Warum werden Tiefdruckgebiete so weiträumig abgehalten?

Die Tiefdruckgebiete werden in einer solchen Situation weit im Norden an Europa vorbeigeleitet, bzw. die Tiefs liegen auch recht lange im Westen und im Osten des Hochs. Eine solche Situation kann über mehrere Tage bis Wochen anhalten, sehr stabil im Vergleich zu unserem sonst in mittleren Breiten meist wechselhaften Wetter, bei dem Tiefdruckgebiete und Tiefausläufer alle paar Tage über Deutschland hinwegziehen.

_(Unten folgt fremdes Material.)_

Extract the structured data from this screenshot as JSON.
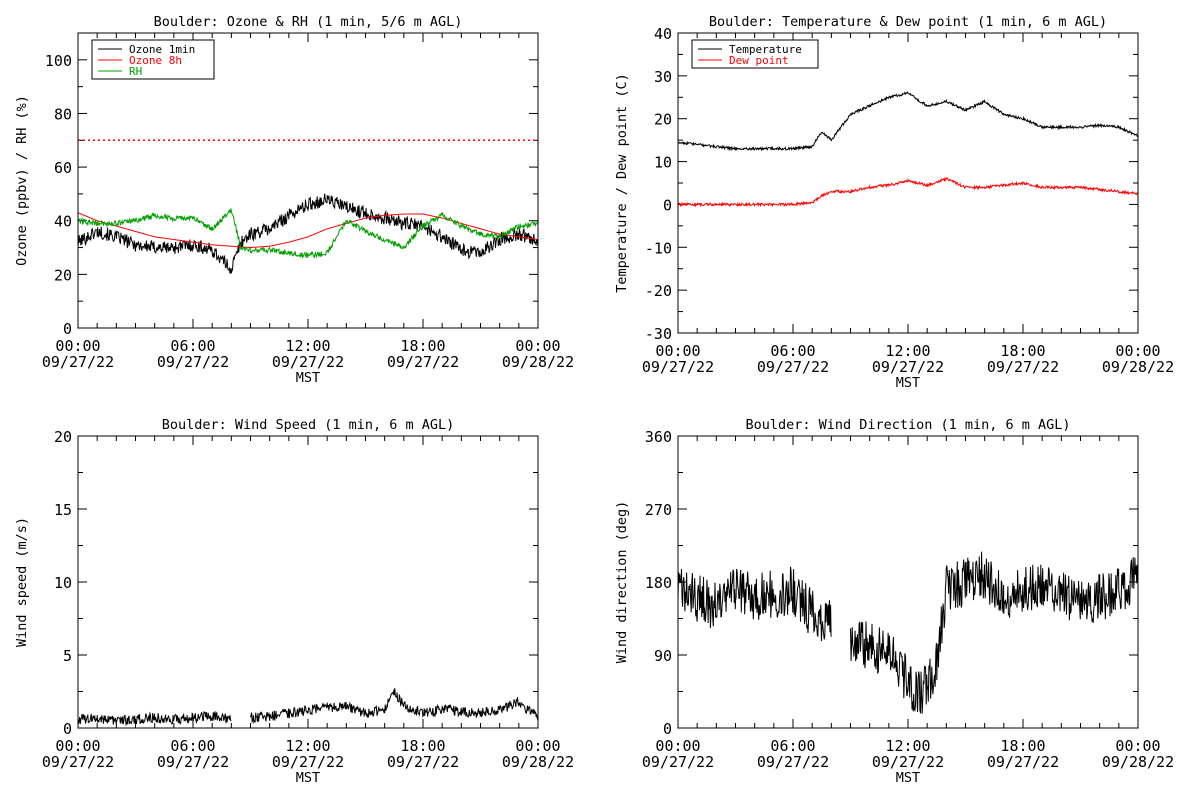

Wieso scheinen teilweise entstehende Gewitter- und Starkregenereignisse innerhalb dieser Hochdrucklage lokal immer begrenzter zu sein (in Frankfurt-Schwanheim regnet es, in Frankfurt Bergen-Enkheim bleibt es gleichzeitig total trocken)?

Die starke thermische Konvektion, die zu Wärmegewittern führt, also das schnelle vertikale Aufsteigen von Luftpaketen, die am Boden erhitzt worden sind, ist ein viel kleinskaligeres Phänomen als die großräumigen Hoch- und Tiefdruckgebiete. Ähnlich den Gasblasen in kochendem Wasser, steigt auch die Luft vom Boden auf und transportiert Wärmeenergie und Luftfeuchtigkeit nach oben ab. Mit dem Aufsteigen der Luftpakete dehnt sich diese Luft aus, kühlt sich ab, und wenn der Wasserdampf auskondensiert, bilden sich bei hochreichender Konvektion Wärmegewitter. Aber den Wettermodellen fehlt die Auflösung und auch die genaue Bestimmung der Anfangsbedingungen, um diese Ereignisse lokal genau vorherzusagen, so wie es beim Topf mit kochendem Wasser kaum möglich ist, vorherzusagen, wo die nächste Blase aufsteigt. Auch die genaue Vorhersage, wo sich genau Hagel bildet und wie groß die Hagelkörner anwachsen werden, ist derzeit nicht möglich.

Haben möglicherweise auch die Hochhäuser der Stadt Frankfurt einen limitierenden Einfluss auf die Wolkenbildung oder können einen Wolkenumlenkungseffekt um Frankfurt herum verstärken?

Auf die großskaligen Hoch- und Tiefdruckgebiete haben die Hochhäuser kaum Einfluß. Die Hochhäuser beeinflussen die Luft vor allem in der bodennahen Grenzschicht, also etwa im untersten Kilometer der Atmosphäre. Wir kennen aber den städtischen Wärmeinseleffekt, der dafür sorgt, dass sich die Luft im Stadtgebiet deutlich stärker erwärmt als im Umland. Dies kann dann auch lokal die Konvektion beeinflussen.